Personal information
- Born: October 16, 1999 (age 26)
- Listed height: 6 ft 2 in (1.88 m)
- Listed weight: 225 lb (102 kg)

Career information
- High school: Maryville (Maryville, Tennessee)
- College: UAB (2018–2022); New Mexico (2023);
- Stats at ESPN

= Dylan Hopkins (American football) =

American football player (born 1999)

Dylan Hopkins (born October 16, 1999) is an American former football quarterback who played for the UAB Blazers and the New Mexico Lobos.

== Early life ==
Hopkins grew up in Lewisburg, West Virginia, along with Maryville, Tennessee, and attended and played high school football at Maryville High School. He helped the team win a state title in 2017 and was the runner-up for Mr. Football in Tennessee. He was rated a three-star recruit and committed to play college football at UAB over offers from Appalachian State, Austin Peay, Charlotte, East Tennessee State, Eastern Kentucky, Furman, Georgia State, Mercer, Southern Miss, Temple, Tulane and Western Carolina.

== College career ==
=== UAB ===
Hopkins received a redshirt during his true freshman season in 2018. During the 2019 season, he appeared in 10 games and finished the season with 563 passing yards and three touchdowns along with 217 rushing yards. Hopkins did not play during the 2020 season.

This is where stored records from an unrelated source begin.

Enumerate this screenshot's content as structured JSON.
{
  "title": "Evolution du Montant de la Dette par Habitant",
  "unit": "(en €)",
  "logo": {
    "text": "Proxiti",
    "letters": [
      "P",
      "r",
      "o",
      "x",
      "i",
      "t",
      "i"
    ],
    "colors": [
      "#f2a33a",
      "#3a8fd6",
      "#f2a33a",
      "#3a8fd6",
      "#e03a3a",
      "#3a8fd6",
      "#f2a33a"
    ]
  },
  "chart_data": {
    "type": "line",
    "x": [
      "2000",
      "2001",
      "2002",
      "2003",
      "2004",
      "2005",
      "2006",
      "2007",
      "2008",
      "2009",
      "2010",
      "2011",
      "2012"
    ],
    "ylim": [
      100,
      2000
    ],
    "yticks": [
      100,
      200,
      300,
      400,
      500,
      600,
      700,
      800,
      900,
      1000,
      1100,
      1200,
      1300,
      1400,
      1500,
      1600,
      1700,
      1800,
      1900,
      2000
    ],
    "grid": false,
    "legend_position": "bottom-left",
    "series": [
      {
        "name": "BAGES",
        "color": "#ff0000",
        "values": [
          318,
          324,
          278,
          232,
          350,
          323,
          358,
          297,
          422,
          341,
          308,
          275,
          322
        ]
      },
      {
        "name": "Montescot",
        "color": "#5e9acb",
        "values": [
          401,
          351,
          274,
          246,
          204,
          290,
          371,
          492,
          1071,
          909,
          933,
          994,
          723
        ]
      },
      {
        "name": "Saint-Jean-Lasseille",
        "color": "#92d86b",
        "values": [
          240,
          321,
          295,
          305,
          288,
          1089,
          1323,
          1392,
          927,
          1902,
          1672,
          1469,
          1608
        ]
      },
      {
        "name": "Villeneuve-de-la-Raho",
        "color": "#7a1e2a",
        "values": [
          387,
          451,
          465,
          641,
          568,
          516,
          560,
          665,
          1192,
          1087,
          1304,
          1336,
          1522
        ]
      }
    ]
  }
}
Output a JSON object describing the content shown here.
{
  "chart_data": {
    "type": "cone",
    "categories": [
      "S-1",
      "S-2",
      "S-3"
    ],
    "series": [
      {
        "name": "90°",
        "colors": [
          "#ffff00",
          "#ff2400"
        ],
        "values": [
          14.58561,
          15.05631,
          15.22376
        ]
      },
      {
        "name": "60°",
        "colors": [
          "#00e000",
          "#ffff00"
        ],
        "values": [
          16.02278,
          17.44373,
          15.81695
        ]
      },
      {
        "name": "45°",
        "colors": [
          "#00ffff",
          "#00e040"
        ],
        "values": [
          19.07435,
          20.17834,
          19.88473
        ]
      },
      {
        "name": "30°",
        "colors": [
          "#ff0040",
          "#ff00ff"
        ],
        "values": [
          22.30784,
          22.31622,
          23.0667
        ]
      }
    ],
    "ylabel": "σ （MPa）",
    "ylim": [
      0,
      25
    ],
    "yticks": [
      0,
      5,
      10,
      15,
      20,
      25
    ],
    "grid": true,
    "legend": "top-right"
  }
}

During the 2021 season, he appeared in all 13 games and started 10 of them. He finished the season having thrown for 2,274 yards and 18 touchdowns along with 19 rushing yards and 5 rushing touchdowns. During the 2022 season, Hopkins started in 11 games but missed two and a half of them due to an injury. He finished the season having thrown for 1,913 yards, 10 touchdowns and four interceptions while completing 136 out of 215 passing attempts. On January 12, 2023, Hopkins announced that he would be entering the NCAA transfer portal.

=== New Mexico ===
Hopkins transferred to play for the New Mexico Lobos and was named their starting quarterback. He was named the MW Offensive Player of the Week for Week 2 after throwing 4 touchdown passes and completing 13 out of 17 passing attempts for 273 yards in a win against Tennessee Tech. In the 2023 season, he passed for 2,074 yards, 11 touchdowns, and nine interceptions to go with a rushing touchdown.